The program obeyed by the CPU initiates IO by issuing a SIO instruction that designates a channel and locates a channel program in main storage for the channel to execute. When the channel program finishes it signals an interrupt to some CPU.
A channel program is composed of channel control words (CCWs) which have operation codes, called orders, that are interpreted by the channel. Most orders are also sent to the currently connected device. The channel does minimal decoding of the order to distinguish the direction of the ensuing data flow. There are read orders and write orders. The CCWs also holds addresses and byte counts of data to be transferred. The various IO devices discriminate further the meanings of the orders.
For example, the meaning of a CCW might be:
Send this read order: 42, to the device and when data start arriving, put them into locations 41000, but no more than 1000 bytes.A bit in the CCW would direct the channel to go onto (chain to) the next CCW for another address and length with which to continue the transfer. The order there is ignored.
There is a conditional transfer CCW that is interpreted just by the channel which transfers to a new sequence of CCWs if a certain recent signal from the IO device was 1. Thus a channel program is a network of read and write operations with embedded real addresses. The real channels were a bit more complex than this but this much detail will illustrate all of the points I want to talk about.
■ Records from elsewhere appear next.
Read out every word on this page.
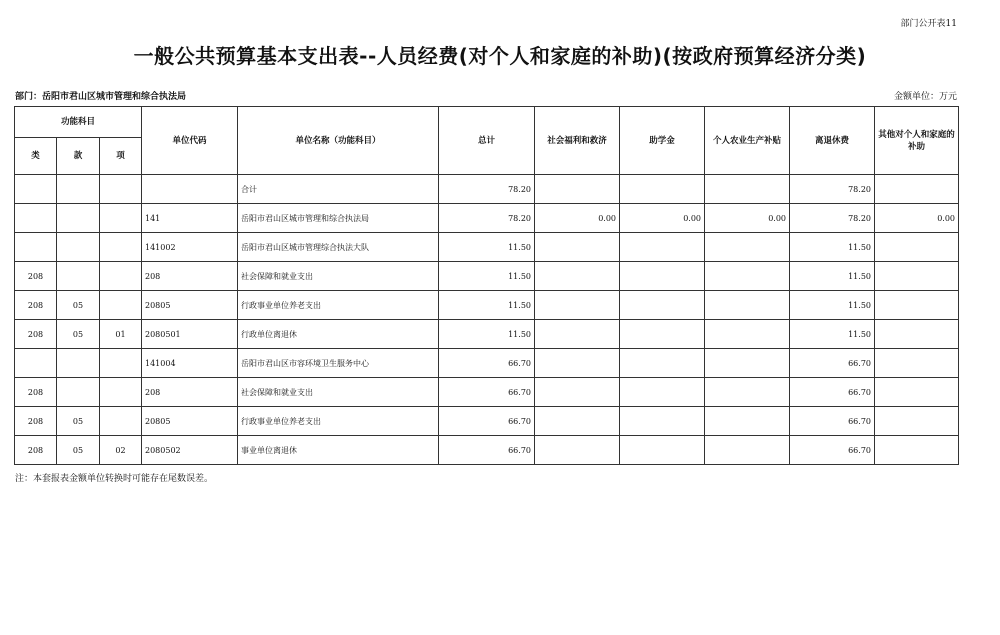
部门公开表11
一般公共预算基本支出表--人员经费(对个人和家庭的补助)(按政府预算经济分类)
部门：岳阳市君山区城市管理和综合执法局	金额单位：万元
功能科目			单位代码	单位名称（功能科目）	总计	社会福利和救济	助学金	个人农业生产补贴	离退休费	其他对个人和家庭的补助
类	款	项								
				合计	78.20				78.20	
			141	岳阳市君山区城市管理和综合执法局	78.20	0.00	0.00	0.00	78.20	0.00
			141002	岳阳市君山区城市管理综合执法大队	11.50				11.50	
208			208	社会保障和就业支出	11.50				11.50	
208	05		20805	行政事业单位养老支出	11.50				11.50	
208	05	01	2080501	行政单位离退休	11.50				11.50	
			141004	岳阳市君山区市容环境卫生服务中心	66.70				66.70	
208			208	社会保障和就业支出	66.70				66.70	
208	05		20805	行政事业单位养老支出	66.70				66.70	
208	05	02	2080502	事业单位离退休	66.70				66.70	
注：本套报表金额单位转换时可能存在尾数误差。
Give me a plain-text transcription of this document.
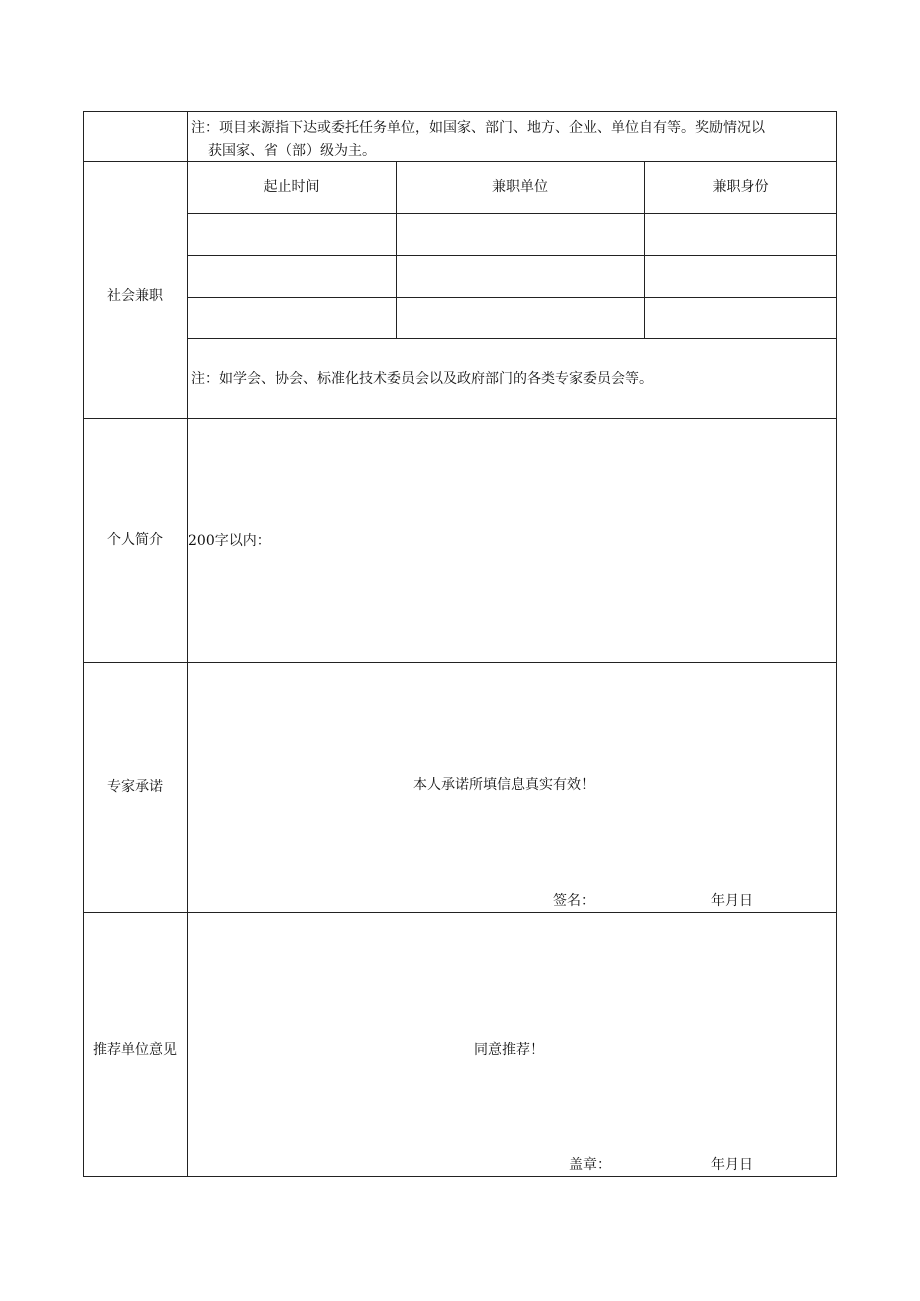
注：项目来源指下达或委托任务单位，如国家、部门、地方、企业、单位自有等。奖励情况以
获国家、省（部）级为主。
社会兼职
起止时间	兼职单位	兼职身份
注：如学会、协会、标准化技术委员会以及政府部门的各类专家委员会等。
个人简介	200字以内：
专家承诺	本人承诺所填信息真实有效！
签名：	年月日
推荐单位意见	同意推荐！
盖章：	年月日
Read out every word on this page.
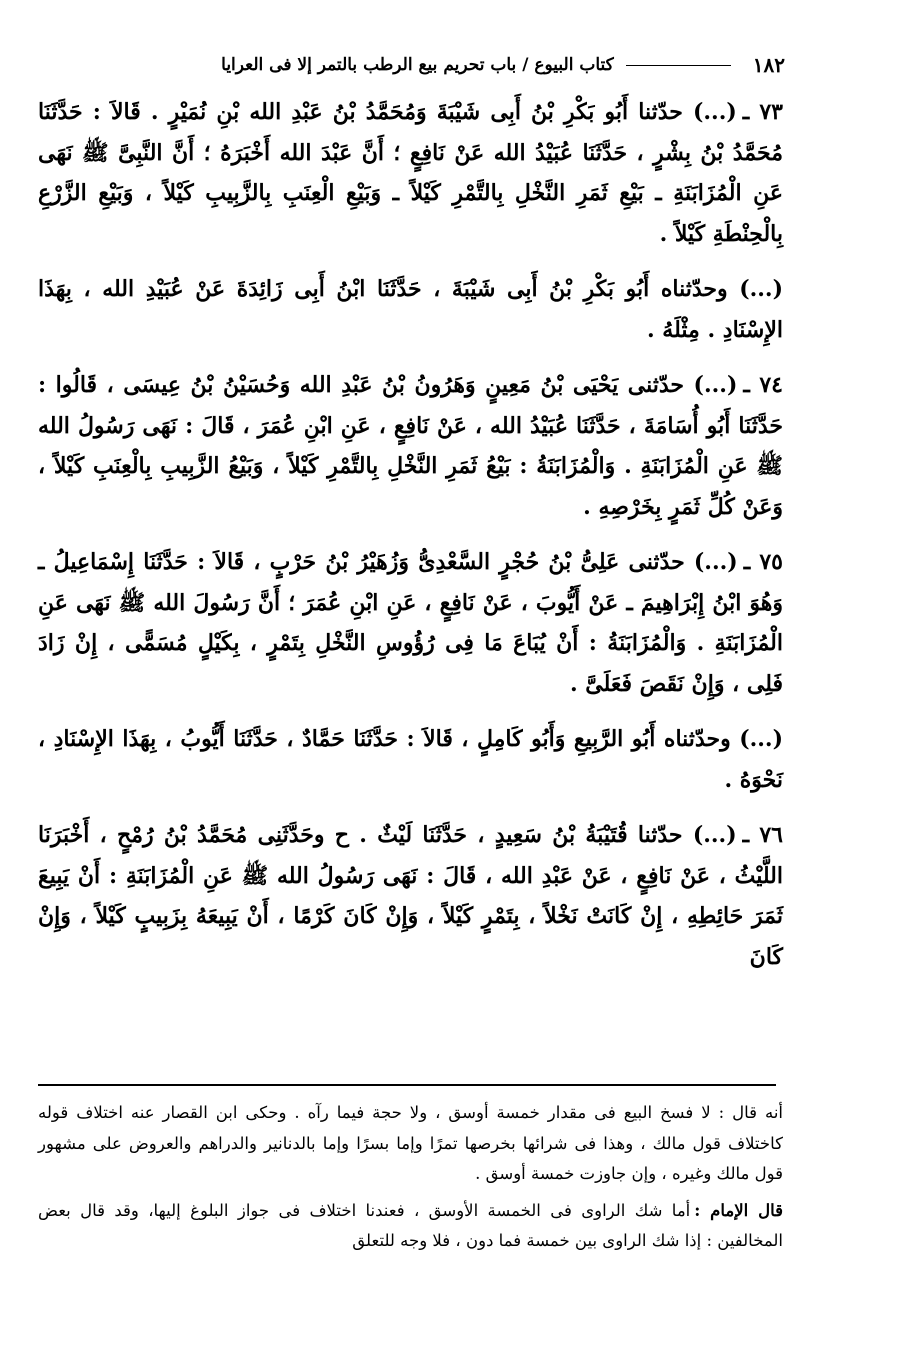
١٨٢
كتاب البيوع / باب تحريم بيع الرطب بالتمر إلا فى العرايا

٧٣ ـ(...) حدّثنا أَبُو بَكْرِ بْنُ أَبِى شَيْبَةَ وَمُحَمَّدُ بْنُ عَبْدِ الله بْنِ نُمَيْرٍ . قَالاَ : حَدَّثَنَا مُحَمَّدُ بْنُ بِشْرٍ ، حَدَّثَنَا عُبَيْدُ الله عَنْ نَافِعٍ ؛ أَنَّ عَبْدَ الله أَخْبَرَهُ ؛ أَنَّ النَّبِىَّ ﷺ نَهَى عَنِ الْمُزَابَنَةِ ـ بَيْعِ ثَمَرِ النَّخْلِ بِالتَّمْرِ كَيْلاً ـ وَبَيْعِ الْعِنَبِ بِالزَّبِيبِ كَيْلاً ، وَبَيْعِ الزَّرْعِ بِالْحِنْطَةِ كَيْلاً .

(...) وحدّثناه أَبُو بَكْرِ بْنُ أَبِى شَيْبَةَ ، حَدَّثَنَا ابْنُ أَبِى زَائِدَةَ عَنْ عُبَيْدِ الله ، بِهَذَا الإِسْنَادِ . مِثْلَهُ .

٧٤ ـ(...) حدّثنى يَحْيَى بْنُ مَعِينٍ وَهَرُونُ بْنُ عَبْدِ الله وَحُسَيْنُ بْنُ عِيسَى ، قَالُوا : حَدَّثَنَا أَبُو أُسَامَةَ ، حَدَّثَنَا عُبَيْدُ الله ، عَنْ نَافِعٍ ، عَنِ ابْنِ عُمَرَ ، قَالَ : نَهَى رَسُولُ الله ﷺ عَنِ الْمُزَابَنَةِ . وَالْمُزَابَنَةُ : بَيْعُ ثَمَرِ النَّخْلِ بِالتَّمْرِ كَيْلاً ، وَبَيْعُ الزَّبِيبِ بِالْعِنَبِ كَيْلاً ، وَعَنْ كُلِّ ثَمَرٍ بِخَرْصِهِ .

٧٥ ـ(...) حدّثنى عَلِىُّ بْنُ حُجْرٍ السَّعْدِىُّ وَزُهَيْرُ بْنُ حَرْبٍ ، قَالاَ : حَدَّثَنَا إِسْمَاعِيلُ ـ وَهُوَ ابْنُ إِبْرَاهِيمَ ـ عَنْ أَيُّوبَ ، عَنْ نَافِعٍ ، عَنِ ابْنِ عُمَرَ ؛ أَنَّ رَسُولَ الله ﷺ نَهَى عَنِ الْمُزَابَنَةِ . وَالْمُزَابَنَةُ : أَنْ يُبَاعَ مَا فِى رُؤُوسِ النَّخْلِ بِتَمْرٍ ، بِكَيْلٍ مُسَمًّى ، إِنْ زَادَ فَلِى ، وَإِنْ نَقَصَ فَعَلَىَّ .

(...) وحدّثناه أَبُو الرَّبِيعِ وَأَبُو كَامِلٍ ، قَالاَ : حَدَّثَنَا حَمَّادٌ ، حَدَّثَنَا أَيُّوبُ ، بِهَذَا الإِسْنَادِ ، نَحْوَهُ .

٧٦ ـ(...) حدّثنا قُتَيْبَةُ بْنُ سَعِيدٍ ، حَدَّثَنَا لَيْثٌ . ح وحَدَّثَنِى مُحَمَّدُ بْنُ رُمْحٍ ، أَخْبَرَنَا اللَّيْثُ ، عَنْ نَافِعٍ ، عَنْ عَبْدِ الله ، قَالَ : نَهَى رَسُولُ الله ﷺ عَنِ الْمُزَابَنَةِ : أَنْ يَبِيعَ ثَمَرَ حَائِطِهِ ، إِنْ كَانَتْ نَخْلاً ، بِتَمْرٍ كَيْلاً ، وَإِنْ كَانَ كَرْمًا ، أَنْ يَبِيعَهُ بِزَبِيبٍ كَيْلاً ، وَإِنْ كَانَ

أنه قال : لا فسخ البيع فى مقدار خمسة أوسق ، ولا حجة فيما رآه . وحكى ابن القصار عنه اختلاف قوله كاختلاف قول مالك ، وهذا فى شرائها بخرصها تمرًا وإما بسرًا وإما بالدنانير والدراهم والعروض على مشهور قول مالك وغيره ، وإن جاوزت خمسة أوسق .

قال الإمام :أما شك الراوى فى الخمسة الأوسق ، فعندنا اختلاف فى جواز البلوغ إليها، وقد قال بعض المخالفين : إذا شك الراوى بين خمسة فما دون ، فلا وجه للتعلق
When VM/370 finds that a guest program has attempted to execute a SIO instruction, it consults the device address provided by the guest to determine the meaning of the SIO. Often the guest has been allocated a real device that behaves much like the guest imagines. In this case VM/370 translates the channel program to a real channel program which some real channel then executes. The translated channel program has real addresses where the virtual program has virtual addresses.
As the virtual channel program is translated it is necessary to lock down the pages to which the program refers since the point of SIO is the last time that delays can be tolerated. Pages are brought into RAM if necessary.
When a virtual CCW describes a range of virtual addresses crossing a page boundary, a chained CCW in the translated channel program does the trick.
When it comes time to translate a conditional transfer CCW the translator recalls whether the target of the transfer has already been translated and if so, compiles a conditional transfer to the already translated CCW.
Do you see the bug?
First note that read CCWs require write access to RAM while write CCWs require read access. The already translated CCW may have belonged to a chained sequence of write operations. Such operations require only that the program issuing the SIO have read access to the page. If a transfer CCW follows a read CCW then the translator will already have ensured that the program has write access those addresses identified in the read CCW. The program must also have write access to the RAM in the already translated CCW, lest the effect is to write RAM that the program lacks legitimate write access to.
I think that the cleanest fix was to remember whether each translated CCW had been in write mode as it was translated. Translating a conditional transfer during a read sequence of CCWs requires that the already translated CCW have been translated in read mode. If no such translated CCW exists, begin a new translation as if no translation had been found. This new translation will check for write access to RAM.